C- Sur l’exécution provisoire
Aux termes de l’article 515 du code de procédure civile, dans sa rédaction antérieure au décret 2019-1333 du 11 décembre 2019, hors les cas où elle est de droit, l’exécution provisoire peut être ordonnée, à la demande des parties ou d’office, chaque fois que le juge l’estime nécessaire et compatible avec la nature de l’affaire, à condition qu’elle ne soit pas interdite par la loi.

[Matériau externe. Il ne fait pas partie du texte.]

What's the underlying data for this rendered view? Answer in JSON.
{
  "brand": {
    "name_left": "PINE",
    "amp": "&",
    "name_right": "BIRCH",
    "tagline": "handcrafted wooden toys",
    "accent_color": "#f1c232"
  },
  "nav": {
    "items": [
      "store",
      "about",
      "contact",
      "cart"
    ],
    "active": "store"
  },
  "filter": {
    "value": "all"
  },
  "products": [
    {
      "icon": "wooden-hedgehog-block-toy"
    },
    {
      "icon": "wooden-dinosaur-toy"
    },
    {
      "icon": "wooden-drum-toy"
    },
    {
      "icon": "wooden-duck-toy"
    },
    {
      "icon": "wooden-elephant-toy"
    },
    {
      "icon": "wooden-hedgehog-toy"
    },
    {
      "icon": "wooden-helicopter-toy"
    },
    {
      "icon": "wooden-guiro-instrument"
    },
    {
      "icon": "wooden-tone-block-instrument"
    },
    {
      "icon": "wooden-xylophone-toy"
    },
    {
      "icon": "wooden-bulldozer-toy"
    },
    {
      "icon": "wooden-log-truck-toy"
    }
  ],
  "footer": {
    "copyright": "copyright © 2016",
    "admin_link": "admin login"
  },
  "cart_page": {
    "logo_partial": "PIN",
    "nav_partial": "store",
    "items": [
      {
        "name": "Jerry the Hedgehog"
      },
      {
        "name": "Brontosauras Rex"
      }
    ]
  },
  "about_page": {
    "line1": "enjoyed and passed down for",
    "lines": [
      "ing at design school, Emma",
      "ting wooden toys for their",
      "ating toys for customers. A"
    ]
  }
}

L’exécution provisoire, compatible avec la nature de l’affaire, sera ordonnée eu égard à l’ancienneté du litige.
PAR CES MOTIFS
Le tribunal, statuant publiquement, par jugement contradictoire, mis à disposition au greffe,
DECLARE prescrites les demandes de la société CREDIT LOGEMENT relatives aux règlements issus des quittances subrogatives du 13 juillet 2011 et du 17 août 2011 ;
DECLARE prescrite l’action de Monsieur [J] [N] et Madame [E] [U] épouse [N] fondée sur l’erreur affectant le taux effectif global ;
CONDAMNE solidairement Monsieur [J] [N] et Madame [E] [U] épouse [N] à payer à la société CREDIT LOGEMENT la somme de 32.377,67 euros, laquelle produira intérêts au taux légal à compter du 6 décembre 2016, et ce, jusqu’à parfait achèvement, au titre de l’accord de cautionnement référencé M07022456601 ;
DÉBOUTE la société CREDIT LOGEMENT de sa demande relative à la capitalisation des intérêts dans les conditions de l’article 1343-2 du code civil ;
DÉBOUTE Monsieur [J] [N] et Madame [E] [U] épouse [N] de leur demande d’appel en garantie à l’égard de la SOCIETE GENERALE ;
DÉBOUTE Monsieur [J] [N] et Madame [E] [U] épouse [N] de leur demande en dommages-intérêts à l’encontre de la SOCIETE GENERALE ;
DÉBOUTE Monsieur [J] [N] et Madame [E] [U] épouse [N] de leur demande en communication d’un décompte à l’encontre de la SOCIETE GENERALE ;
DIT que le paiement de la dette de Monsieur [J] [N] et Madame [E] [U] épouse [N] sera échelonné en 23 mensualités de 1.349 euros et une 24ème mensualité correspondant au solde, ces mensualités étant exigibles le 10 de chaque mois à partir de la signification de la présente décision ;
DIT que les paiements s'imputeront d'abord sur le capital ;
DIT que cet échelonnement deviendra caduc et les sommes dues redeviendront immédiatement exigibles en cas de défaut de paiement de l'une quelconque des échéances ci-dessus fixées, à la date de son exigibilité ;
RAPPELLE que la décision du juge prise en application de l'article 1244-1 du code civil dans sa version applicable au présent litige suspend les procédures d'exécution qui auraient été engagées par le créancier et que les majorations d'intérêts ou les pénalités encourues à raison du retard cessent d'être dues pendant le délai fixé par le juge, conformément à l'article 1244-2 du code civil dans sa version antérieure à l'ordonnance n°2016-131 du 10 février 2016 ;
CONDAMNE solidairement Monsieur [J] [N] et Madame [E] [U] épouse [N] à payer à la société CREDIT LOGEMENT la somme de 1.500 euros au titre de l’article 700 du code de procédure civile ;
CONDAMNE solidairement Monsieur [J] [N] et Madame [E] [U] épouse [N] à payer à la SOCIETE GENERALE la somme de 1.000 euros au titre de l’article 700 du code de procédure civile ;
CONDAMNE solidairement Monsieur [J] [N] et Madame [E] [U] épouse [N] aux dépens qui seront recouvrés directement par Maître Charlotte GUITTARD - Membre de la SCP DAMOISEAU et Associés et Maître Samuel GUEDJ de la SELARL GUEDJ HAAS-BIRI, conformément aux dispositions de l’article 699 du code de procédure civile ;
DEBOUTE les parties de leurs demandes plus amples ou contraires ;
PRONONCE l’exécution provisoire de droit du présent jugement.
Ainsi fait et rendu le CINQ SEPTEMBRE DEUX MILLE VINGT QUATRE, par Caroline DAVROUX, 1ère Vice-Présidente adjointe, assistée de Sylvie CADORNE, Greffier, lesquelles ont signé la minute du présent Jugement.